As contradições em que o ministro e o governo caem ao tentarem esconder a realidade sob uma linguagem de fábula acabam por confirmar as denúncias feitas, agora e desde pelo menos 2007. Com efeito, revela Luís Amado que, apesar de não ter existido “pedido formal”, houve contudo “diligências confidenciais” em 2006, entre o MNE e o Departamento de Estado dos EUA, sobre as quais o primeiro-ministro Sócrates “esteve sempre informado”. Ora, como a imprensa tem referido, Sócrates declarou na Assembleia da República, em Janeiro de 2008, que o governo português “nunca foi consultado” nem “recebeu qualquer espécie de pedido de autorização” para uso do espaço aéreo ou da base das Lajes para transporte ou transferência de prisioneiros.

Arquivamento de conveniência

As implicações do caso não se ficam pelo governo. Confirma-se agora que a investigação iniciada em Fevereiro de 2007 pela Procuradoria Geral da República sobre a implicação de Portugal nos voos da CIA terá sido abafada por pressões políticas do governo e da embaixada dos EUA. É o que se conclui do facto de o embaixador dos EUA em Lisboa ter sossegado os seus patrões em Washington, logo em Setembro de 2007 – ano e meio antes de o inquérito da PGR ter sido arquivado, em Junho de 2009 – de que a investigação iria dar em nada.
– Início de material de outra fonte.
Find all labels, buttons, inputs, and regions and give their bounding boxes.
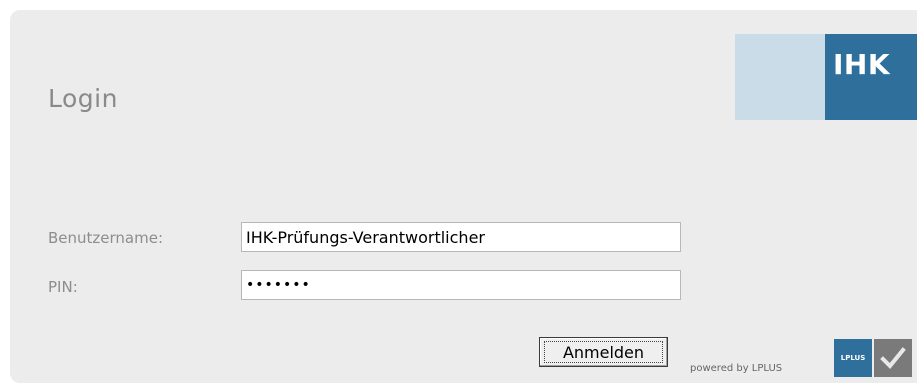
logo-light-block [735, 34, 825, 120]
ihk-logo: IHK [735, 34, 917, 120]
username-input[interactable] [241, 222, 681, 252]
pin-input[interactable] [241, 270, 681, 300]
pin-label: PIN: [48, 278, 78, 296]
page-title: Login [48, 84, 118, 113]
logo-dark-block: IHK [825, 34, 917, 120]
lplus-badge-text: LPLUS [840, 354, 866, 362]
check-badge [874, 339, 912, 377]
username-label: Benutzername: [48, 229, 164, 247]
login-button-label: Anmelden [544, 341, 663, 363]
check-icon [880, 347, 906, 369]
logo-text: IHK [833, 48, 891, 81]
powered-by-text: powered by LPLUS [690, 363, 783, 374]
lplus-badge: LPLUS [834, 339, 872, 377]
login-button[interactable]: Anmelden [539, 337, 668, 367]
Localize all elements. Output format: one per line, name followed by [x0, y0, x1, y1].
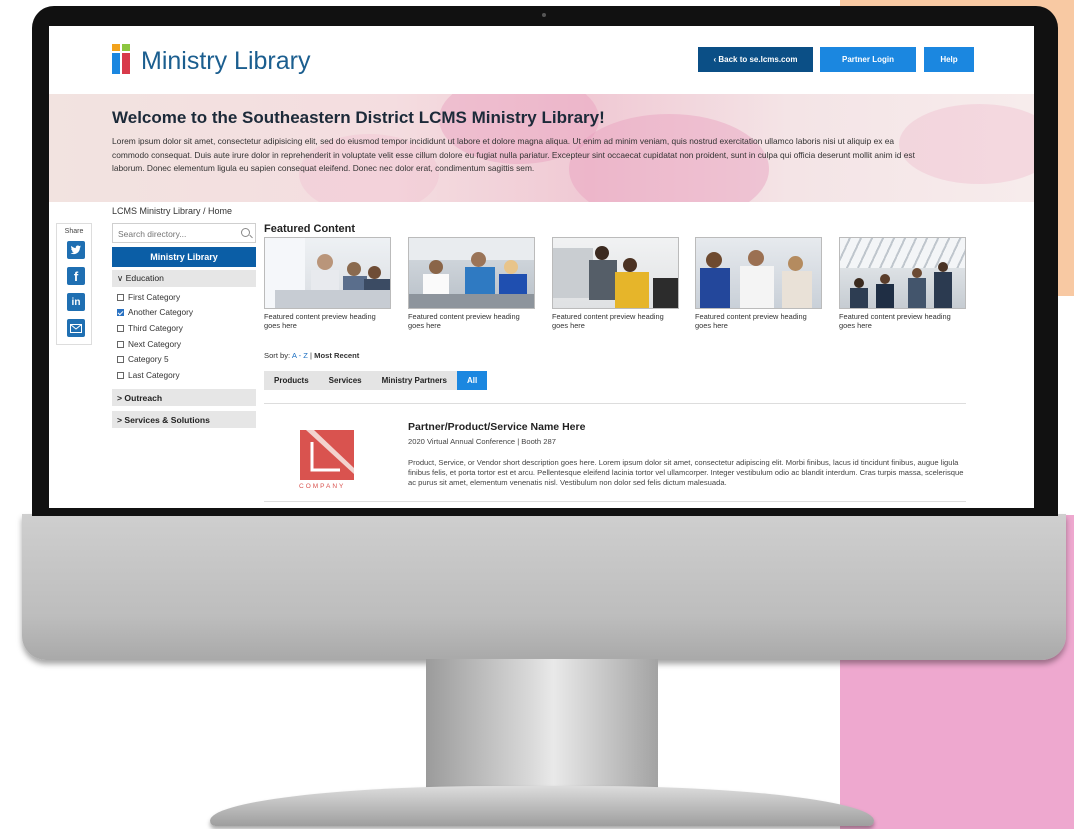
monitor-stand-neck [426, 659, 658, 791]
featured-card[interactable]: Featured content preview heading goes he… [408, 237, 535, 330]
featured-card[interactable]: Featured content preview heading goes he… [839, 237, 966, 330]
search-icon[interactable] [241, 228, 250, 237]
category-label: Next Category [128, 339, 182, 349]
sort-label: Sort by: [264, 351, 291, 360]
sort-az-link[interactable]: A - Z [292, 351, 308, 360]
featured-content-title: Featured Content [264, 223, 356, 235]
outreach-section-toggle[interactable]: > Outreach [112, 389, 256, 406]
featured-caption[interactable]: Featured content preview heading goes he… [408, 312, 535, 330]
category-label: Category 5 [128, 354, 169, 364]
tab-all[interactable]: All [456, 371, 488, 390]
filter-tabs: Products Services Ministry Partners All [264, 371, 488, 390]
breadcrumb[interactable]: LCMS Ministry Library / Home [112, 206, 232, 216]
category-checkbox-5[interactable]: Category 5 [117, 354, 169, 364]
search-box [112, 223, 256, 243]
sort-separator: | [310, 351, 313, 360]
featured-caption[interactable]: Featured content preview heading goes he… [839, 312, 966, 330]
hero-description: Lorem ipsum dolor sit amet, consectetur … [112, 136, 915, 173]
category-label: Third Category [128, 323, 183, 333]
checkbox-checked-icon[interactable] [117, 308, 124, 316]
featured-card[interactable]: Featured content preview heading goes he… [695, 237, 822, 330]
featured-caption[interactable]: Featured content preview heading goes he… [552, 312, 679, 330]
category-checkbox-next[interactable]: Next Category [117, 339, 181, 349]
checkbox-icon[interactable] [117, 340, 124, 348]
featured-caption[interactable]: Featured content preview heading goes he… [264, 312, 391, 330]
checkbox-icon[interactable] [117, 355, 124, 363]
partner-login-button[interactable]: Partner Login [820, 47, 916, 72]
category-label: Last Category [128, 370, 180, 380]
company-logo-icon[interactable] [300, 430, 354, 480]
monitor-stand-base [210, 786, 874, 826]
ministry-library-logo-icon [112, 44, 130, 74]
featured-image[interactable] [695, 237, 822, 309]
listing-subtitle: 2020 Virtual Annual Conference | Booth 2… [408, 437, 556, 446]
category-label: Another Category [128, 307, 194, 317]
listing-title[interactable]: Partner/Product/Service Name Here [408, 421, 585, 433]
linkedin-icon[interactable]: in [67, 293, 85, 311]
divider [264, 403, 966, 404]
divider [264, 501, 966, 502]
checkbox-icon[interactable] [117, 371, 124, 379]
sort-bar: Sort by: A - Z | Most Recent [264, 351, 359, 360]
email-icon[interactable] [67, 319, 85, 337]
category-label: First Category [128, 292, 181, 302]
ministry-library-heading[interactable]: Ministry Library [112, 247, 256, 267]
category-checkbox-first[interactable]: First Category [117, 292, 180, 302]
hero-banner: Welcome to the Southeastern District LCM… [49, 94, 1034, 202]
website-screen: Ministry Library ‹ Back to se.lcms.com P… [49, 26, 1034, 508]
search-directory-input[interactable] [113, 225, 233, 243]
share-panel: Share f in [56, 223, 92, 345]
education-section-label: ∨ Education [117, 273, 164, 283]
tab-services[interactable]: Services [319, 371, 372, 390]
back-to-site-button[interactable]: ‹ Back to se.lcms.com [698, 47, 813, 72]
tab-products[interactable]: Products [264, 371, 319, 390]
sort-most-recent-link[interactable]: Most Recent [314, 351, 359, 360]
site-header: Ministry Library ‹ Back to se.lcms.com P… [49, 26, 1034, 94]
company-wordmark: COMPANY [299, 483, 346, 490]
featured-card[interactable]: Featured content preview heading goes he… [264, 237, 391, 330]
camera-dot [542, 13, 546, 17]
hero-title: Welcome to the Southeastern District LCM… [112, 108, 605, 127]
twitter-icon[interactable] [67, 241, 85, 259]
listing-description: Product, Service, or Vendor short descri… [408, 458, 964, 487]
category-checkbox-third[interactable]: Third Category [117, 323, 183, 333]
category-checkbox-last[interactable]: Last Category [117, 370, 180, 380]
help-button[interactable]: Help [924, 47, 974, 72]
featured-image[interactable] [552, 237, 679, 309]
checkbox-icon[interactable] [117, 324, 124, 332]
monitor-chin [22, 514, 1066, 660]
featured-caption[interactable]: Featured content preview heading goes he… [695, 312, 822, 330]
tab-ministry-partners[interactable]: Ministry Partners [372, 371, 457, 390]
education-section-toggle[interactable]: ∨ Education [112, 270, 256, 287]
featured-image[interactable] [408, 237, 535, 309]
services-solutions-section-toggle[interactable]: > Services & Solutions [112, 411, 256, 428]
mockup-stage: Ministry Library ‹ Back to se.lcms.com P… [0, 0, 1074, 829]
featured-image[interactable] [264, 237, 391, 309]
checkbox-icon[interactable] [117, 293, 124, 301]
facebook-icon[interactable]: f [67, 267, 85, 285]
site-logo-title[interactable]: Ministry Library [141, 47, 310, 76]
share-label: Share [64, 228, 84, 235]
featured-image[interactable] [839, 237, 966, 309]
category-checkbox-another[interactable]: Another Category [117, 307, 193, 317]
featured-card[interactable]: Featured content preview heading goes he… [552, 237, 679, 330]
Fontes de informação do senhor embaixador, identificadas por ele mesmo: juristas e o próprio governo português!

Todo o poder implicado

As revelações agora feitas vêm lançar um pouco mais de luz sobre um caso que envolve todas as forças do poder português desde longa data. A começar em 2001 com o apoio dado à invasão do Afeganistão que significou, uma vez mais, o uso sem restrições da base das Lajes pelos EUA na agressão. Passando depois, em 2003, pela cimeira dos Açores em que Durão Barroso implicou o país em nova agressão, desta vez ao Iraque, e em todos os crimes que se sucederam. E acabando (?) na cumplicidade evidente, apesar das rituais negativas oficiais, com os crimes cometidos pelos EUA em violação de todas as normas do direito internacional, de que os prisioneiros de Guantânamo são apenas um dos casos mais conhecidos.
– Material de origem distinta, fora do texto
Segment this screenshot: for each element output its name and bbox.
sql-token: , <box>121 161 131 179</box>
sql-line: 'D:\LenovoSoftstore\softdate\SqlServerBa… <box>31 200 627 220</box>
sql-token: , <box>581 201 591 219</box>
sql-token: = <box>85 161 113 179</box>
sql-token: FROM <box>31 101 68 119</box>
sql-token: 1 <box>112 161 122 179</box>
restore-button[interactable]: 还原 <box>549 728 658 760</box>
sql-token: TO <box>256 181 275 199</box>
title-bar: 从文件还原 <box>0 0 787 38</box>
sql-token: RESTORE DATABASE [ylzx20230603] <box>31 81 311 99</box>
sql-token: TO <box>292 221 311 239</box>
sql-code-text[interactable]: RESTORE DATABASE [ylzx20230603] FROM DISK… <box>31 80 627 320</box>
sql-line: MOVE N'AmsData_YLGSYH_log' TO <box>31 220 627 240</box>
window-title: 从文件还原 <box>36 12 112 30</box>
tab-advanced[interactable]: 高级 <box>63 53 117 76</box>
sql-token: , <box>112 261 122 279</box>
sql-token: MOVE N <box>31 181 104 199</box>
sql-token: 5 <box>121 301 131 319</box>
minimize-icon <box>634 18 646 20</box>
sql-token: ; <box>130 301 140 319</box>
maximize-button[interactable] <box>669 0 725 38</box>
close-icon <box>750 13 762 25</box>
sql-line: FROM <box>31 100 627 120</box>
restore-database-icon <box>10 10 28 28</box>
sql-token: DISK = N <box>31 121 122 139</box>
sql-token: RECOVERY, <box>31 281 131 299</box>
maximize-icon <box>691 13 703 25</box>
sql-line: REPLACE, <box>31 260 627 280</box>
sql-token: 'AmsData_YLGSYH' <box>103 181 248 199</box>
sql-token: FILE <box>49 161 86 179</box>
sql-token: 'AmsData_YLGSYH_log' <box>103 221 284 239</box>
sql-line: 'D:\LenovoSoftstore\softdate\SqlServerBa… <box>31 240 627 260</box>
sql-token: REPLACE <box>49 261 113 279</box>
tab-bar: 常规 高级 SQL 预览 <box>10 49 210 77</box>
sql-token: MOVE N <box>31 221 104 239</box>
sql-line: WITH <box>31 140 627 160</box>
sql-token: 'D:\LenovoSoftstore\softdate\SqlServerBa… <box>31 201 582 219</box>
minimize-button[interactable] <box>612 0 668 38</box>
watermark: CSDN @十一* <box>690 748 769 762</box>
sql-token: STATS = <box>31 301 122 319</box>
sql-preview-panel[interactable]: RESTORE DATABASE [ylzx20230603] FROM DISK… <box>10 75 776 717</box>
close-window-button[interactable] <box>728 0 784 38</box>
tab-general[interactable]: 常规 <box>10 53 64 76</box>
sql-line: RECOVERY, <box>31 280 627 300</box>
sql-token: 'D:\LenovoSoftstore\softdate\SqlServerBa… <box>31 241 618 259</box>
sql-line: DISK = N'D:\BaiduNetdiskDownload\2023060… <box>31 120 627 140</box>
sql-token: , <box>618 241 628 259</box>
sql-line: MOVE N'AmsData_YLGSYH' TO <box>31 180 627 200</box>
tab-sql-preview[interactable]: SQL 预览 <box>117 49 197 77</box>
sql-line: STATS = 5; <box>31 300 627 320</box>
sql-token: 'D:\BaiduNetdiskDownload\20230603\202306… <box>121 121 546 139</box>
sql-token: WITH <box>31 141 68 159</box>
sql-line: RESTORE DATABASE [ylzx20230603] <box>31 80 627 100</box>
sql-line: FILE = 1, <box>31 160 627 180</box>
Toda esta “cooperação” de cavalheiros decorreu, é bom lembrar, com conhecimento da parte das autoridades portuguesas da existência de inúmeras prisões secretas instaladas pelos EUA em diversos países e de outras a bordo de navios de guerra que terão estacionado em águas territoriais portuguesas transportando prisioneiros sujeitos a tortura. Com conhecimento do massacre que estava a ser cometido no Iraque sobre a população civil. Com conhecimento das barbaridades praticadas em Abu-Ghraib.

Pacto de silêncio

A conivência entre forças do poder no propósito de pôr uma pedra sobre o assunto ficou bem patente no início de 2007 quando PS, PSD e CDS, em uníssono, chumbaram a formação de uma comissão de inquérito parlamentar destinada a investigar a responsabilidade do então executivo e dos anteriores perante as ilegalidades cometidas pela CIA. Ficou igualmente evidente na falta de colaboração das autoridades portuguesas com a investigação conduzida pelo Parlamento Europeu, de que se queixou repetidamente o insuspeito eurodeputado do PSD Carlos Coelho. Ficou também à vista na contestação que a eurodeputada do PS Ana Gomes fez ao arquivamento do processo pela PGR, quando havia indícios mais do que suficientes para prosseguir a investigação e chegar a conclusões (ou por isso mesmo…).

Aos pouco, porém, o muro de silêncio e de ocultação abre brechas. Cenas de próximos capítulos estão certamente a caminho. E é por isso que não conseguimos evitar de ver na linguagem oblíqua do ministro Luís Amado uma forma habilidosa de, ele e o governo, irem pondo as barbas de molho.